Authorities have no indication the Waltham fire was suspicious, according to Ciccone, who said investigators were “not even close” to determining its cause. State Police said in a statement Sunday that they will assist with the investigation. They referred all questions to the state fire marshal, who did not respond to a request for comment.
Lisa Nickerson, a spokeswoman for Callahan Construction Managers, the contractors for the construction site, said in an e-mailed statement that the site had passed an inspection last week with the Waltham Fire Department and City of Waltham. She declined to answer further questions until the company knows more about the fire.
E-mails sent to the development company, Lincoln Cooper Street LLC, were not returned.

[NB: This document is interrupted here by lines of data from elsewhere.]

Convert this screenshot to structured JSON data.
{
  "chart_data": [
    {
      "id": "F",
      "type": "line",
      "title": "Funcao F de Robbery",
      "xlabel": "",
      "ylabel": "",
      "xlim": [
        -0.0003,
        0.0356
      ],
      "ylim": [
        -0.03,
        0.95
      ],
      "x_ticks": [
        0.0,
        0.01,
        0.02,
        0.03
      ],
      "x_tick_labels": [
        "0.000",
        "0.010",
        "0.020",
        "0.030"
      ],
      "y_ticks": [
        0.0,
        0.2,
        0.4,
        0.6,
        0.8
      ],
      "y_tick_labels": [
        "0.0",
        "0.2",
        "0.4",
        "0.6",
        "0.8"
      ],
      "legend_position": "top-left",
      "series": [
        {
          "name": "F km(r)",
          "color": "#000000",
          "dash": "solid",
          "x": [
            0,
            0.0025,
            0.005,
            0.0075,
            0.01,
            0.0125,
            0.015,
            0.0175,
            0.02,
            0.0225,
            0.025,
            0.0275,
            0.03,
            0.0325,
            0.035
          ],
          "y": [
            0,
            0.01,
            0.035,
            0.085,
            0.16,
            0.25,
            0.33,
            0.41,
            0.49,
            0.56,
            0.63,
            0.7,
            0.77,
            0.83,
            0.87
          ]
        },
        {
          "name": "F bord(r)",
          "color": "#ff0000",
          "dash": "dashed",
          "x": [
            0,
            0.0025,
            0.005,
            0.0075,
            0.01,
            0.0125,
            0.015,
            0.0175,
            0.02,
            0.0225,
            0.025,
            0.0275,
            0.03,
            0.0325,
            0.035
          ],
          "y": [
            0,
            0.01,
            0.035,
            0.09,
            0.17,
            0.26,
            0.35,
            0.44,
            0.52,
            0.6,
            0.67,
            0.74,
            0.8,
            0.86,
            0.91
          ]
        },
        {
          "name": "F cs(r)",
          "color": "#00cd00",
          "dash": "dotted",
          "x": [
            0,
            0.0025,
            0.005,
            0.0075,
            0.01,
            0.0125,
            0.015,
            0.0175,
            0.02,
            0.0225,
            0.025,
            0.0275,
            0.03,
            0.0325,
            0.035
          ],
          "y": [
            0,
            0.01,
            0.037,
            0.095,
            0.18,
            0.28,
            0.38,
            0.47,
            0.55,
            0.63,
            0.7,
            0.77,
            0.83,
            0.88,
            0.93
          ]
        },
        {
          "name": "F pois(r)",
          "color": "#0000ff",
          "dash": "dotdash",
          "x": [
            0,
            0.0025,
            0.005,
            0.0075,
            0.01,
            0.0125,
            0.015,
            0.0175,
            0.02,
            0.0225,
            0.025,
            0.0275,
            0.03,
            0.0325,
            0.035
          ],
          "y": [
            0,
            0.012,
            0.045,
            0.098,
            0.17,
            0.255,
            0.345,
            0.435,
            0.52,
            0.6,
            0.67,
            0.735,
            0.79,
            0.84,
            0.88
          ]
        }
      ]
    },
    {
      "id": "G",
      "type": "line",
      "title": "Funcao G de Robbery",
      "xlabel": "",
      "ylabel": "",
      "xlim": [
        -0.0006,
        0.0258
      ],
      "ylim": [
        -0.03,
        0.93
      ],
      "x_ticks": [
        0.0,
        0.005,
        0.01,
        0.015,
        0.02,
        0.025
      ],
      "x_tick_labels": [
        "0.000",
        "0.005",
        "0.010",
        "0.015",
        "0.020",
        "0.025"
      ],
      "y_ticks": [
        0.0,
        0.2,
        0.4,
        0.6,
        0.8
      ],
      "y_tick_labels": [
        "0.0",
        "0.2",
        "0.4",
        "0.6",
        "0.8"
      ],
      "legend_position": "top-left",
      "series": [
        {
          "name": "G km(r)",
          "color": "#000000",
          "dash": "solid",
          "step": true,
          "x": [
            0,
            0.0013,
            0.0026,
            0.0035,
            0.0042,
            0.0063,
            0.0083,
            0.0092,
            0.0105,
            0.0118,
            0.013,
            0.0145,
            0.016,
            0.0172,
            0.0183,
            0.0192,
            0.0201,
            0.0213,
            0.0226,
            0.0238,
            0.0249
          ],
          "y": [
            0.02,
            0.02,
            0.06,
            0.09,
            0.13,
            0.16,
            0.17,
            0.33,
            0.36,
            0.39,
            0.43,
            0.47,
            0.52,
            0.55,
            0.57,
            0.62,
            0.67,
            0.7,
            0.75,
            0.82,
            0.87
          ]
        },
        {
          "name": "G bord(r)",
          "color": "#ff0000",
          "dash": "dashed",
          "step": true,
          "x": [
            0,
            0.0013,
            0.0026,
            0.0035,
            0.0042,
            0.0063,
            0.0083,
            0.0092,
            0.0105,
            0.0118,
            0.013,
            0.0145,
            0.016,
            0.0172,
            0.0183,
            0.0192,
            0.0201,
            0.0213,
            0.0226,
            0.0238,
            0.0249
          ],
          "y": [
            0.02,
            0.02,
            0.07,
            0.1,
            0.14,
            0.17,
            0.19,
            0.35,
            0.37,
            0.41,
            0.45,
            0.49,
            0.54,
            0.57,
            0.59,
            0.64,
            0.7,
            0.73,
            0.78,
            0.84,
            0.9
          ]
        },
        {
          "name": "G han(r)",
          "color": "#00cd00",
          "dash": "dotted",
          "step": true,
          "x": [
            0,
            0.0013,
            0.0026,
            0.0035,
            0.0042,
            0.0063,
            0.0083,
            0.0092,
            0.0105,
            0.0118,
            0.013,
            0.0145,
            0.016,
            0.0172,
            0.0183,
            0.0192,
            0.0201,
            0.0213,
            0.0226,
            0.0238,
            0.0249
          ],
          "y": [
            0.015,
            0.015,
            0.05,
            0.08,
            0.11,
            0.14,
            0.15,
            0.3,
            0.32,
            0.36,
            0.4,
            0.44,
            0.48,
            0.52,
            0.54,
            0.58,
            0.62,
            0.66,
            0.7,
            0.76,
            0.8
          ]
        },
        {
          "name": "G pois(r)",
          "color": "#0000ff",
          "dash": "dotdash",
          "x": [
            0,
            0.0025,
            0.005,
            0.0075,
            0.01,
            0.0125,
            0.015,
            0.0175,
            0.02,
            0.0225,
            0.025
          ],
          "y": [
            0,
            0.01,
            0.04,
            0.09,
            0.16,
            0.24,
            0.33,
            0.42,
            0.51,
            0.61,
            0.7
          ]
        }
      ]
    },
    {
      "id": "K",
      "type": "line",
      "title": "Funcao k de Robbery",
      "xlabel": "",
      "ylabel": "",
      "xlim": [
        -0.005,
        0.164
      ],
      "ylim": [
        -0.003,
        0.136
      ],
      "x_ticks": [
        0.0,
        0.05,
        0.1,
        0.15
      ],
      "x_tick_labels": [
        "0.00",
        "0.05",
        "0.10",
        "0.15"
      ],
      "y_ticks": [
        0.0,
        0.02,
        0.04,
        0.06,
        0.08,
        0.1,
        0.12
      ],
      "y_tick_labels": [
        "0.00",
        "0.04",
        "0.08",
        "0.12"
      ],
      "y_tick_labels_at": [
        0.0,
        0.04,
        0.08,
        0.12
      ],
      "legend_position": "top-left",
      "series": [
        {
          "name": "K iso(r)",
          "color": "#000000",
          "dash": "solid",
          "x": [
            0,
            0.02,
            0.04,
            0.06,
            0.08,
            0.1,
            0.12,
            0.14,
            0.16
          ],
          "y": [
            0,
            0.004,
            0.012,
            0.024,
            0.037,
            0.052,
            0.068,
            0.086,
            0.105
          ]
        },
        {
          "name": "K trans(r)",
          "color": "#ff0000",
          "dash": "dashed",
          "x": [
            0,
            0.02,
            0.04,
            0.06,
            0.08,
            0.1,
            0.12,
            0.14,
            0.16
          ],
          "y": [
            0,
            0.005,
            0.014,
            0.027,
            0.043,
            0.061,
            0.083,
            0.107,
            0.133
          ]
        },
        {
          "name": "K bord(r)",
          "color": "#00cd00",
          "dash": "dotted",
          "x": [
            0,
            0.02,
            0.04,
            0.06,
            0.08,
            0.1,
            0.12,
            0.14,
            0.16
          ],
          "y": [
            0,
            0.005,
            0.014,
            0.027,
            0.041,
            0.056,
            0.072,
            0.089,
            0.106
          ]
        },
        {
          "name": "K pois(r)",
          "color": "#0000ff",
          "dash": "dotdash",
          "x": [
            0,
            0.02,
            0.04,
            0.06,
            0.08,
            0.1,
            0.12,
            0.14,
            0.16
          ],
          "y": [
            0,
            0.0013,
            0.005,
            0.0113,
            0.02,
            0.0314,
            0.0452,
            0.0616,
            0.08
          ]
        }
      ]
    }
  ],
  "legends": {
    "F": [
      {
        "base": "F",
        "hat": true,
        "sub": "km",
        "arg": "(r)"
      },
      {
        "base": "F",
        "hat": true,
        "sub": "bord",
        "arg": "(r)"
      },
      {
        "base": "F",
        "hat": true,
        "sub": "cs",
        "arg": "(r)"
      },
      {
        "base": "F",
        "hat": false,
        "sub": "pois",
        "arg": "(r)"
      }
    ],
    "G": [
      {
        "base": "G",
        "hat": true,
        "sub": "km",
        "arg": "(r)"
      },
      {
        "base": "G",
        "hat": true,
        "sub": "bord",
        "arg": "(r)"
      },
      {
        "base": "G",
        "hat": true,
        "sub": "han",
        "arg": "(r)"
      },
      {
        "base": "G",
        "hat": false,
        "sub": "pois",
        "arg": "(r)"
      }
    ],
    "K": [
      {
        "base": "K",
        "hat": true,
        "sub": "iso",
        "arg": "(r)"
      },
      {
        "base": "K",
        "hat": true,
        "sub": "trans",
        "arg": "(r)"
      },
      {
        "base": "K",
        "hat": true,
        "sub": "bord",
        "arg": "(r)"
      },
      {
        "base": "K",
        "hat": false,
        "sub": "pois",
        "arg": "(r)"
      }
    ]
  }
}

Critics of wood-frame construction, including trade groups for the concrete industry, have been pushing for more stringent building codes in the wake of what they describe as a rash of dangerous fires across the country. They argue that the cost savings of building with wood pale next to the fire risk.
“It’s important to keep in mind that these are people’s homes we’re talking about,” said Kevin Lawlor, spokesman for concrete industry trade group Build With Strength. “Residents and those that we rely on to protect us from fire should not have to worry that their welfare is threatened because developers would rather prioritize insignificant cost-savings over resiliency.”
The apartment complex, comprising 264 luxury apartments and 26 affordable units in buildings four or five stories tall, was slated to open next year, according to a website run by Callahan Construction Managers .
The company’s website also said the complex was constructed with wood frames.
In Waltham on Sunday, firefighters from more than a dozen communities helped battle the fire, which broke out around 4 a.m. Waltham firefighters continued spraying water on the site throughout the day to ensure the debris did not reignite, and they plan to remain on site for several days to monitor it.
Ciccone told reporters just before 7 a.m. Sunday that the complex’s five buildings had collapsed and were reduced to a “large pile of debris.”
“We had multiple explosions during the fire,” Ciccone said.
Aayesha Siddiqui, who lives on Gordon Street, a few blocks from the scene, said she awoke soon after the fire started and saw embers had landed on her husband’s car and cracked its windshield.
“There were flaming embers on the cars, on the houses,” she said.
Crews evacuated housing complexes at 48 Pine St. and 190 Moody St., according to officials. Residents at both buildings were able to return to their homes later in the day.
E&T Auto-Body on Elm St. was one of the neighboring businesses that suffered the worst damage.
Wagner Sozi, the owner of the shop, reported that at least 30 cars inside burned in the fire and some of their gas tanks exploded. The shop’s roof collapsed in the fire, he said.
“I never expected this to happen,” Sozi said. “Callahan’s a big company. They’re very good. There’s nothing [bad] we can really say about them.”
None of the neighboring buildings — the Rhino Lounge restaurant and bar or an apartment complex at 48 Pine St. — caught fire, Ciccone said.
One of the complex’s five buildings was near completion, Ciccone said, and so could have had utilities such as gas and electric already hooked up. Smoke detectors and sprinklers had been installed but were not yet operational.